Part 1: Application Build and Configuration¶
User to build GenAI application with configuration, such as
model selection
model parameter setting (temp, top-p, top-k, max response)
system instruction
Provides 2 mode of configuration
Wizard Mode: User is guided through step-by-step process to create an application
Drag-n-drop Workflow Mode: Allow user to create their own flow from available components (leverage Flowise AI)
Utilize Flowise AI - https://docs.flowiseai.com/
Note: Need further feasibility study on
Ease of customization or adding new UI components
Connectivity and integration to Mega Service (HelmChart, DockerCompose, GMC)
Part 2: Benchmark and Evaluation¶
A. Inference Performance
General Benchmarking
GLUE/SuperGLUE
GPQA
SQuAD
ImageNet
MLPerf
Halucination
Vertical/Domain Specific Benchmarking (with ground truth)
Finetuning – next phase
B. Model Compute Performance
token-per-sec (TPS)
1st token latency
Throughput
RAG performance
C. Resource Monitoring - CPU utilization, memory utilization
Enablement of components for compute performance evaluation
VictoriaMetric: as metrics store for resource utilization
OpenTelemetry (Otel): tracing probing mechanism
Tempo: Trace store for OpenTelemetry
Loki: log store for pod/Kubernetes
Grafana: visualization of metrics, trace and logs
Prometheus
Part 3: Enterprise Deployment¶
Generate Enterprise Deployment Package base on the applicaiton with enterprise facilities features, including, Features:
Application UI
user management (login, create, update, delete)

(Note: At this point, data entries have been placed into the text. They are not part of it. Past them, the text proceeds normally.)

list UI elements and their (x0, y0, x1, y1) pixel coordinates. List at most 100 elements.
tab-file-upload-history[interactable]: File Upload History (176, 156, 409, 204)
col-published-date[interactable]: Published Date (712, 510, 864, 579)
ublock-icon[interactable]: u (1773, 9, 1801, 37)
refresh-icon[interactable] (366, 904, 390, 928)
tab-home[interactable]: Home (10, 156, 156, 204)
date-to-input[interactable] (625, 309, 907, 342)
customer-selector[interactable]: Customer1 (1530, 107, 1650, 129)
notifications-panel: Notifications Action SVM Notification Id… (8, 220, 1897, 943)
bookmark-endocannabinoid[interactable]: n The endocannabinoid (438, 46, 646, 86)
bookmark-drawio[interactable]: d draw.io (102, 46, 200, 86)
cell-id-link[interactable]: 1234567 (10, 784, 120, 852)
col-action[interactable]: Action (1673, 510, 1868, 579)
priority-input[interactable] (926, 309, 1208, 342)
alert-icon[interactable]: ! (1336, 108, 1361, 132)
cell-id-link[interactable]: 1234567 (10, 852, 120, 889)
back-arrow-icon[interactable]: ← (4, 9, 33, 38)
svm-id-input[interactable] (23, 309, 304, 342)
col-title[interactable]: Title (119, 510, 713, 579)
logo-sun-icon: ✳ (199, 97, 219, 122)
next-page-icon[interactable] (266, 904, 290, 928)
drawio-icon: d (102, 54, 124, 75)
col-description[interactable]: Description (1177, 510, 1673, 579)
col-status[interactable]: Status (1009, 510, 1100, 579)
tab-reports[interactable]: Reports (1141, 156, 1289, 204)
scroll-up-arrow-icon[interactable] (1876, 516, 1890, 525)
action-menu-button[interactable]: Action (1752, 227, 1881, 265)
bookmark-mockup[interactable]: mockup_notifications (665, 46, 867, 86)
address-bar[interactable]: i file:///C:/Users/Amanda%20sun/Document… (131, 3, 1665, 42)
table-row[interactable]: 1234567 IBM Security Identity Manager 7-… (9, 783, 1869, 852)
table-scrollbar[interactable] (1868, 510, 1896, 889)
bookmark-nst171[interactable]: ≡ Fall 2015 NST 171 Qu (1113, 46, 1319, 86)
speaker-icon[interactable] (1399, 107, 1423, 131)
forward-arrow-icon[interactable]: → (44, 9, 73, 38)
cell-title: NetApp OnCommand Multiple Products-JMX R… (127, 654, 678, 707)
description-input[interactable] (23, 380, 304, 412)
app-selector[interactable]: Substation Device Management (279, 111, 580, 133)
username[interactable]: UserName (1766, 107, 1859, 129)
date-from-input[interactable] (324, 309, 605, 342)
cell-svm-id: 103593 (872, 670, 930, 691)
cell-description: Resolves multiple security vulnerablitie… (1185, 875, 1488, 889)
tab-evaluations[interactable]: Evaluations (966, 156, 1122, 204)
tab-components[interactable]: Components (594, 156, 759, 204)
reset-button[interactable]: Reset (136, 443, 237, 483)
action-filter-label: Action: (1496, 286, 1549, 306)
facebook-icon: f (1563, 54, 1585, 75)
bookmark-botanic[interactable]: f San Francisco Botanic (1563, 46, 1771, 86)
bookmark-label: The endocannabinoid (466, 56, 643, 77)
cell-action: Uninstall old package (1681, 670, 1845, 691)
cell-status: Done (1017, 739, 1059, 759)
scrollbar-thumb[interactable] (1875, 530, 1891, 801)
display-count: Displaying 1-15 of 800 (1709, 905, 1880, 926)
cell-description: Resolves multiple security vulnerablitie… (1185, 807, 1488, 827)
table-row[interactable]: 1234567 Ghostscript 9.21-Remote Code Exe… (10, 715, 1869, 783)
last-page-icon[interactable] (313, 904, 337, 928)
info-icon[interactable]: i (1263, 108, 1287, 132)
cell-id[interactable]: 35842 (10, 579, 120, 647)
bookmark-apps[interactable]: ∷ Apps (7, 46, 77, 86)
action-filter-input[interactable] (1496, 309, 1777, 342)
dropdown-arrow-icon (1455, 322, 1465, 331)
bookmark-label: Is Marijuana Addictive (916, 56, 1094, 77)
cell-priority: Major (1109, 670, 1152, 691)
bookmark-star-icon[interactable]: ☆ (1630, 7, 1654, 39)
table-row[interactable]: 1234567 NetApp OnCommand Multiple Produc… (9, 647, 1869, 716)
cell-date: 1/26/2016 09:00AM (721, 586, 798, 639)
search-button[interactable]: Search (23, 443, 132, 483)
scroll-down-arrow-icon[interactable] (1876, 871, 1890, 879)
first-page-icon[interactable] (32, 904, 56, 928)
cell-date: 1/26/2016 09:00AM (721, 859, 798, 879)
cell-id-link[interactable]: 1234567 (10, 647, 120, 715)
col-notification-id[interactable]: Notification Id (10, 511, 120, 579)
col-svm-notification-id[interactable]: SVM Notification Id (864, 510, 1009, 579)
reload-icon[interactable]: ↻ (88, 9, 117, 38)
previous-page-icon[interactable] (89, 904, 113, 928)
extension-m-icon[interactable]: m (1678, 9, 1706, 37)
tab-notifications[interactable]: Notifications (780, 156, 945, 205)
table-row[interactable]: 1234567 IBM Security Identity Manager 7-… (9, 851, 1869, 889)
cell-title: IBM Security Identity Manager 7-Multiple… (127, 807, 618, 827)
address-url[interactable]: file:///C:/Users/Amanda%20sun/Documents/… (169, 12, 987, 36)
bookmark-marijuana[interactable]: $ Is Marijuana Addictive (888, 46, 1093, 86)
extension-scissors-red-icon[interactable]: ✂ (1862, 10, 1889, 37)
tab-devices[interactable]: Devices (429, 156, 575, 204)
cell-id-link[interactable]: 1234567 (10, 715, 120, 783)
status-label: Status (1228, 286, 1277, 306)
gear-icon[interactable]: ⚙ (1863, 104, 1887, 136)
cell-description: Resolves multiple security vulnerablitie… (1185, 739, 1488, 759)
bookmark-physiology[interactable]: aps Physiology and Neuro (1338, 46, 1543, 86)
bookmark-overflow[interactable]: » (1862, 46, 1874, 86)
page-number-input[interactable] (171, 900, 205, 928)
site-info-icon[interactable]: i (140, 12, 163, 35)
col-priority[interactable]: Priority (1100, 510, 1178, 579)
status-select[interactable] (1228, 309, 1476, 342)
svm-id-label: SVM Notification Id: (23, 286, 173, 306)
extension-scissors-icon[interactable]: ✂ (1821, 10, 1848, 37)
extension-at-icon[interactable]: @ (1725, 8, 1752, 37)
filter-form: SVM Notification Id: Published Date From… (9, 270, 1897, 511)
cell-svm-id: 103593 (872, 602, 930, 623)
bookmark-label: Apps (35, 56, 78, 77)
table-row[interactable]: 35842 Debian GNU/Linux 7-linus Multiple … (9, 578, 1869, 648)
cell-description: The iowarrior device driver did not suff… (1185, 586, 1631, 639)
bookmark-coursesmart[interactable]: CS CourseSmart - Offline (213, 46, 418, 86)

Session management (e.g. Chat sessions)
inference parameter setting (top-p, top-k, temperature)
Vector Store
token generation
API access
Applications:
QnA
AudioChat
VisualChat
Translation
CodeGen
CodeTrans
Summarizer
Deployment configuration - Sample UI
OS
Cloud/ OnPrem
Cluster /single Machine
Feature selection (API access, user management etc)
Monitoring dashboard for Resource Management
Generated Deployment Package generally contains the follow parts:
Ansible playbooks - Ansible playbooks will be used to setup and initialize important services such as K8s, SQL Database, local image registry, etc.
App UI codes
App backend server codes
Other OPEA microservice component images can be pulled from OPEA registry directly during setup.
Compatibility¶
This RFC will require a feasibility study on tools to use for Part 1 Drag-n-Drop Workflow Mode design. Flowise AI is a good candidate but it needs to run as a separate service which will add to the complexity of the UI/UX design.